1. A generator is created that will go from 0 to 999,999,999 and will yield `True` for each value that is equal to 200 million.
2. `any` is passed the generator and requests the first value from it.
3. The generator begins iterating through the numbers until it finds one that meets the condition of equalling 200 million. It then yields a `True` back to `any`.
4. `any` gets the yielded `True` and returns, checking no more values.

So, this is faster because nothing is iterating past the 200 millionth number in the range!

If on the other hand, we had been searching for the last number in the range (999,999,999), this would have been about as fast as using a listcomp. It's only faster when the first value that meets the condition is not at the end of the search space.

## Ok, but what if we didn't use the filtering if?

So, this raises the question, what if we had the condition as the yielded value and didn't use the `if` filtering syntax on the generator expression?

``````def find_200_million() -> bool:
return any(number == 200_000_000 for number in range(1_000_000_000))
``````

This finishes in about 9 seconds, so it's about 3 seconds slower than using the filtering `if`. This is because now the generator is yielding `False` for the numbers 0 to 199,999,999, and `any` is having to do 200 million checks before it's done. That's 199,999,999 more checks than when we used the filtering `if`.

## In summary

Using the filtering `if` syntax will narrow the search space that `any` has to scan and when done correctly `any` will only have to check the first value it sees. Also, use generator expressions. They're not always faster but they will stop as soon as `any` is done, often saving time and always saving memory!

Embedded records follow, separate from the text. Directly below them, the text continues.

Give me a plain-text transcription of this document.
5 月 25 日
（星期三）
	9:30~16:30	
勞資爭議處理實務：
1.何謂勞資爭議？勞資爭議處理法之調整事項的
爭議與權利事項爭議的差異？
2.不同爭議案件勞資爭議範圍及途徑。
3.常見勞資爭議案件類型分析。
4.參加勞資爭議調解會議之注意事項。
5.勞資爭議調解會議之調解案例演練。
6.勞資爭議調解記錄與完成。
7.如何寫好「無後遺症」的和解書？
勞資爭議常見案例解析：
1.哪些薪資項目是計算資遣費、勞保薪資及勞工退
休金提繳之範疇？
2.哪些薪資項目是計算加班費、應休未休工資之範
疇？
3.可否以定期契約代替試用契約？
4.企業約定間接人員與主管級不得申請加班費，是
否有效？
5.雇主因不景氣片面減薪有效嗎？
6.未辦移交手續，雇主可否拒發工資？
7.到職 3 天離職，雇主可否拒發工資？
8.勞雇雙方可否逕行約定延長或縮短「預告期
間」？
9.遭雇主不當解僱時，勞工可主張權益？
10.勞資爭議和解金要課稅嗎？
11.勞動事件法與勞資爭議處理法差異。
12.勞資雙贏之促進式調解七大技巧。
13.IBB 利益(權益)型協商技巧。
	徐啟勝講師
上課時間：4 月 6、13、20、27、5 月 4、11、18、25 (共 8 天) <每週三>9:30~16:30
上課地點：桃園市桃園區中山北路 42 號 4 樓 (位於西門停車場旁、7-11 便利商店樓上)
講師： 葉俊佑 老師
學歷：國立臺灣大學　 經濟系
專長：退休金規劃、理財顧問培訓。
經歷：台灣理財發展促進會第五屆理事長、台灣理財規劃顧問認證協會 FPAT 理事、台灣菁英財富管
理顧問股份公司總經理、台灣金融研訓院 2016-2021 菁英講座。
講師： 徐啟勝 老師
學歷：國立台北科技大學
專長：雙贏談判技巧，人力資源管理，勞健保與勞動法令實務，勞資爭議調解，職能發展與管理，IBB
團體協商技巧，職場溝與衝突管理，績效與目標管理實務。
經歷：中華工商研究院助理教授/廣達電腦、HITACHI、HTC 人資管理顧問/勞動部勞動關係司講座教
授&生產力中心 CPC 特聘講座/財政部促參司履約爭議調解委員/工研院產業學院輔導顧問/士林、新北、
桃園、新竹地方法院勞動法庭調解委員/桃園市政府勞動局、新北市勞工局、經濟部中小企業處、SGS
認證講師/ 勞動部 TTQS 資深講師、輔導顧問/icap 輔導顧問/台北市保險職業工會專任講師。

## Oh, wait, what about the all function?

Does any of this apply to the `all` function? Can we make it faster too? Yes! We can!

`any` is looking for `True` values and will return `True` when it finds the first one, or `False` if it finds none. `all` does the exact opposite, it looks for `False` and returns `False` when it finds the first one, or `True` if it finds no `False` values. So you can apply the same optimization techniques, just switch your filtering `if` to look for the failure condition and yield `False` not `True`!

``````def all_not_equal_to_200_million() -> bool:
return all(False for number in range(1_000_000_000) if number == 200_000_000)
``````

In this example, it yields `False` only if it finds a number that meets the failure condition of equaling 200 million. If no numbers equal 200 million, nothing will ever be yielded, and `all` will return `True` since the generator is empty.